As he was preparing to direct Newsies at the Marriott, Alex Sanchez envisioned the show as a blend of the spirited, uplifting music audiences expect, along with some touches of grittier realism. Sanchez and set designer Kevin Depinet took their visual cues from photos of elevated train lines and New York City tenements with clotheslines. “And we’re going to have fire escapes,” Sanchez says. “There are a lot of chases in the show, so they’ll be using the fire escapes to climb.” Those fire escapes will also provide a balcony-like setting for the Jack character to sing one of the show’s most emotional songs, “Santa Fe,” his dream of escaping to a better life in the Southwest.

I’s one of Sanchez’s favorite tunes in the show, along with “King of New York.” That song, he says, “is the moment where the kids see themselves in the newspaper. It gives them confidence. It makes them feel for a moment that they are worthy of this conflict. They get to celebrate and they get to feel—for a moment—that they truly are kings of New York.”

Sanchez, who lives now in New York, but grew up in Chicago’s Humboldt Park neighborhood before attending Schaumburg High School in the suburbs, says the Marriott’s theater-in-the-round space inspires his creativity. (Sanchez previously directed and choreographed Evita at the Marriott in 2016.) “There’s freedom to explore different staging effects in terms of where I place actors or how I can have them enter and exit,” he says, explaining that he wants the audience to feel like it’s surrounded by the action of the play rather than just sitting back and watching it from a distance.

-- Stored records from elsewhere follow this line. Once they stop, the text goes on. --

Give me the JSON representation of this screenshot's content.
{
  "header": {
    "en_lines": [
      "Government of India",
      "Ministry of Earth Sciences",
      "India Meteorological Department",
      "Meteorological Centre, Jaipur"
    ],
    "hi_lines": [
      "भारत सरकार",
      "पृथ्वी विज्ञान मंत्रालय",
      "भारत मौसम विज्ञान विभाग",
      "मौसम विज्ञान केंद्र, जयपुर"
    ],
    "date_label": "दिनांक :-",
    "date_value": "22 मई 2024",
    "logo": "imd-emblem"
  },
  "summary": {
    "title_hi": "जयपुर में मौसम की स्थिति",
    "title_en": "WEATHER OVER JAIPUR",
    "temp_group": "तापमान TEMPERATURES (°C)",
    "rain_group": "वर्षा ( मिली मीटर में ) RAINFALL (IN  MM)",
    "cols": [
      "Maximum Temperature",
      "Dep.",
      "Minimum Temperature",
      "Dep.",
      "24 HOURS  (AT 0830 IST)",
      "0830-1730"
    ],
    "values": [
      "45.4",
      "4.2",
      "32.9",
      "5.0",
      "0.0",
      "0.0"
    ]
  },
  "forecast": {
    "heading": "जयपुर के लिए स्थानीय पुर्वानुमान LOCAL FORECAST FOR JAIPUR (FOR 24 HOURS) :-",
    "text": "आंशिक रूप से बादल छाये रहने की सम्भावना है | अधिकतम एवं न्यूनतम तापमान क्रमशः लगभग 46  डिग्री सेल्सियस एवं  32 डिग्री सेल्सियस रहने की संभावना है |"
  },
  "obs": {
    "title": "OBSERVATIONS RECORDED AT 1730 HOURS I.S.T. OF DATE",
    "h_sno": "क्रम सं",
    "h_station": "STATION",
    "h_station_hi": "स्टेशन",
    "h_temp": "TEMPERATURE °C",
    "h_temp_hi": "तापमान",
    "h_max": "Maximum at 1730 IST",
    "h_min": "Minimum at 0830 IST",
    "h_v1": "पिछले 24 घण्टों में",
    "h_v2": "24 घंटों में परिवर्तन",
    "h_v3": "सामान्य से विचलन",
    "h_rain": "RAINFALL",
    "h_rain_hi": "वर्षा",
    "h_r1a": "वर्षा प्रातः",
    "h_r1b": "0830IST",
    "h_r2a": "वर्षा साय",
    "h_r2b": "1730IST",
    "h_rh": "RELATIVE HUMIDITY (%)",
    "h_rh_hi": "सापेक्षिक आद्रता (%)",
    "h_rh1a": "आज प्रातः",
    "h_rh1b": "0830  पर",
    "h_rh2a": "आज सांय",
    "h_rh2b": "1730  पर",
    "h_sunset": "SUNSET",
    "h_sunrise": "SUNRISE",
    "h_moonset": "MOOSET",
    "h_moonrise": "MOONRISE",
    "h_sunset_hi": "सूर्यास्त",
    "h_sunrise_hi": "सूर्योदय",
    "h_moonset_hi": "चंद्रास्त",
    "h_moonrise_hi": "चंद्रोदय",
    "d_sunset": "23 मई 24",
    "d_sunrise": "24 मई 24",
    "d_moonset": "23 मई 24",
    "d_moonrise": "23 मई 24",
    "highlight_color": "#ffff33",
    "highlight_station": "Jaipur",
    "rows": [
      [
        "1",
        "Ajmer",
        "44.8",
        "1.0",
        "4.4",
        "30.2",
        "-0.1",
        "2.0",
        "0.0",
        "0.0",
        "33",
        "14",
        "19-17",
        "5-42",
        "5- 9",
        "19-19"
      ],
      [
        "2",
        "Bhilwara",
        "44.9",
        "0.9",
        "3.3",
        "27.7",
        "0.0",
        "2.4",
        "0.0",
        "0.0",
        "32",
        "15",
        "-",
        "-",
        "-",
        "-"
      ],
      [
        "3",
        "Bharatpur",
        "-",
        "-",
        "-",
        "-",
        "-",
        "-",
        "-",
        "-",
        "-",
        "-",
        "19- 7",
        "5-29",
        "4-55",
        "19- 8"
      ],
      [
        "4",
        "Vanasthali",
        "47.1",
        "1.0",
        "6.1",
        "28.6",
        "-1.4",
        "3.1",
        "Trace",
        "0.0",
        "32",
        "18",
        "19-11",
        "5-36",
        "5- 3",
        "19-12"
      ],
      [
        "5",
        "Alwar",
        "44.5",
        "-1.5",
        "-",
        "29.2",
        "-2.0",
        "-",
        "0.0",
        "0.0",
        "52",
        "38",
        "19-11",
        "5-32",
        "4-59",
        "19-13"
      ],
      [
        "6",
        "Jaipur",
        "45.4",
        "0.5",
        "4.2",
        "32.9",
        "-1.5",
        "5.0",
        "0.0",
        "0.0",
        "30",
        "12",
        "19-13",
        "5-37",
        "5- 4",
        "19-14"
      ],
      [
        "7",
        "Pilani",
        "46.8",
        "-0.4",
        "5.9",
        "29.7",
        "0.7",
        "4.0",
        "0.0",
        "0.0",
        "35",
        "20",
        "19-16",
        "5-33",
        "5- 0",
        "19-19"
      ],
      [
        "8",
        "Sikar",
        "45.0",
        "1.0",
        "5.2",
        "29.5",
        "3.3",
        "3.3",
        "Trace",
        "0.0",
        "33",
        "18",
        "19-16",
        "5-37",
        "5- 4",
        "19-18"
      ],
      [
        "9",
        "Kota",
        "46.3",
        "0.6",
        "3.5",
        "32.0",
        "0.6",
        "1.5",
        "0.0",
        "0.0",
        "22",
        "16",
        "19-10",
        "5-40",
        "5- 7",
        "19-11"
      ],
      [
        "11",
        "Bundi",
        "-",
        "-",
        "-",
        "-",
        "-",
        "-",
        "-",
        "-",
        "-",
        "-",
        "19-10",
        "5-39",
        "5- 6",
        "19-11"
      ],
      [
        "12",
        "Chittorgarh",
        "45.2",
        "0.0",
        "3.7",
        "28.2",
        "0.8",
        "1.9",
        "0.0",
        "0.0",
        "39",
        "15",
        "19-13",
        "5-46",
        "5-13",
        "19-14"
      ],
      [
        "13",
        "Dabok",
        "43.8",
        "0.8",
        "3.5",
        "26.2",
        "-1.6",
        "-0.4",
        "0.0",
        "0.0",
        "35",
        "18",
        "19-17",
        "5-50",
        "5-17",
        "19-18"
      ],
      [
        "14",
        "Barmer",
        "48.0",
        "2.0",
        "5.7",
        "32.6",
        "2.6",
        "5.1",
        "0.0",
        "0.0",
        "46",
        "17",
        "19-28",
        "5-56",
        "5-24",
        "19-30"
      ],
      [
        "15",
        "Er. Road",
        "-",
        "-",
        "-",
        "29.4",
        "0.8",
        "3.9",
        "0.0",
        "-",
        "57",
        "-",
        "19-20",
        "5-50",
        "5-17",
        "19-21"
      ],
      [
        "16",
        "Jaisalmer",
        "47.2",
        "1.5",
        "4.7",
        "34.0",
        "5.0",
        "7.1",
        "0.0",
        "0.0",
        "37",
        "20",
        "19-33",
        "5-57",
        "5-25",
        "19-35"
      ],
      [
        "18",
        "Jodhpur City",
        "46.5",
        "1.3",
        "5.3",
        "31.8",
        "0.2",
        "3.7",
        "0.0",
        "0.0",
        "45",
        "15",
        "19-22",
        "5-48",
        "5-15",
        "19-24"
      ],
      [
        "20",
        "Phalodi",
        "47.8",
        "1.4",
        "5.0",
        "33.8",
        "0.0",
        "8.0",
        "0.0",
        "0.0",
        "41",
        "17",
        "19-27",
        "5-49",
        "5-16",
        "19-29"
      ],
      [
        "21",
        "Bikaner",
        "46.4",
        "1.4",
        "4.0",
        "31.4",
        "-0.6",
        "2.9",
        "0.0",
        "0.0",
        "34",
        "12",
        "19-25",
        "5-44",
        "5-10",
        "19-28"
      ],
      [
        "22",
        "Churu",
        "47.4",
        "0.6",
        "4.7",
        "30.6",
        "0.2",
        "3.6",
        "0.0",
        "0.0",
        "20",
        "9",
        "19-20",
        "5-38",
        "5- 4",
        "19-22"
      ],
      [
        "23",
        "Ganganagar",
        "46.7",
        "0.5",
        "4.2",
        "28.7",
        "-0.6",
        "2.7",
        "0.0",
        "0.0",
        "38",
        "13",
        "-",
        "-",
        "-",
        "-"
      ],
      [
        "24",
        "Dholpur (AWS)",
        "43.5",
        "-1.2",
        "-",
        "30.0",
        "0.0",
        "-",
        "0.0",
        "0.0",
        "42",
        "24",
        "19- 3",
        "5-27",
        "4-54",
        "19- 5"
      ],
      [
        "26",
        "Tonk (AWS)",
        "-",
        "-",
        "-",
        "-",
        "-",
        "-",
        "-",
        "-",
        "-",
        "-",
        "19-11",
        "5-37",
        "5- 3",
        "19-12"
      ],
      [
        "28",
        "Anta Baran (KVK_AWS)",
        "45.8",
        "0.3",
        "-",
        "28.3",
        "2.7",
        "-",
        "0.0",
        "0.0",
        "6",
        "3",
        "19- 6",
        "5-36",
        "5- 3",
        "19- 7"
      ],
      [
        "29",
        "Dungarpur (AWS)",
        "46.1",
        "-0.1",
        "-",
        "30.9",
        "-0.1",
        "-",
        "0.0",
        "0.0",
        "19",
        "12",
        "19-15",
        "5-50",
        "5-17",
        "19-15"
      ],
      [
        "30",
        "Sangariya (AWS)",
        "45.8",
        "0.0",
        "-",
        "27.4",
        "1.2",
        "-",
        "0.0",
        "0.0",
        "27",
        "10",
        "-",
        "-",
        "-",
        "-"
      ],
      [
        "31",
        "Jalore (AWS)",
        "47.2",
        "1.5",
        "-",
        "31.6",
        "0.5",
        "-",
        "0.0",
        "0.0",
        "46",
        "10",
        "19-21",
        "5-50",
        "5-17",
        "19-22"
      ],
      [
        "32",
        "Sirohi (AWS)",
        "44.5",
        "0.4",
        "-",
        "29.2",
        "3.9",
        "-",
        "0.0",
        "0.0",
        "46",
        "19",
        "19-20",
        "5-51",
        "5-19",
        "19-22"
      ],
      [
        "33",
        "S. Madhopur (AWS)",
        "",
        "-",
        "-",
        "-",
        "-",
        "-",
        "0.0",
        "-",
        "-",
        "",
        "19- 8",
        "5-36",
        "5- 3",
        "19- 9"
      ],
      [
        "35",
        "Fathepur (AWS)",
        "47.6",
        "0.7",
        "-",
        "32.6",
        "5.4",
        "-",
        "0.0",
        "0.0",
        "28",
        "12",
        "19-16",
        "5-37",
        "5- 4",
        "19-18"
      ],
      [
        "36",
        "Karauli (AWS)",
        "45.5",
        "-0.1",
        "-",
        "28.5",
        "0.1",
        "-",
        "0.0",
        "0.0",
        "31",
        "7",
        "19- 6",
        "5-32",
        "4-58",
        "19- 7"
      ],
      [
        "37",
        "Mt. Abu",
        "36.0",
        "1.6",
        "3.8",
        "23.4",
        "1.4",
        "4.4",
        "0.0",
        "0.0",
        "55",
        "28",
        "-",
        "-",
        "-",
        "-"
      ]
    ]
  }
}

“We’ve known Alex for a very long time, starting out as a dancer and then choreographing shows for us, and then his work on Evita, which I just thought was spectacular,” Thielen says. “Alex builds his choreography out of truth, instead of, ‘Look at all of the tricks I can do.’ It’s going to be a much more intimate and honest telling of this story.”

Sanchez, 50, says the story of Newsies reminds him of the chances he took in his own youth. Despite growing up in what he calls “a very traditional blue-collar, Midwest Chicago environment,” he chose a career in the arts. And when he escaped from an apartment fire during his college years, that brush with mortality made him even more determined to become a dancer. “I’d always been longing to go that route, but I was too scared,” he recalls. “I didn’t think I was worthy of it. It took a life-and-death situation for me to re-evaluate my life. It gave me the courage to follow a dream that I’d had.”

Courage. That’s what Sanchez hopes audiences will sense in the Newsies crew. “I think the audiences are going to be inspired by the incredible energy coming from these young performers,” he says. And that will translate in his message to audiences: “Your voice can be heard, so don’t give up.”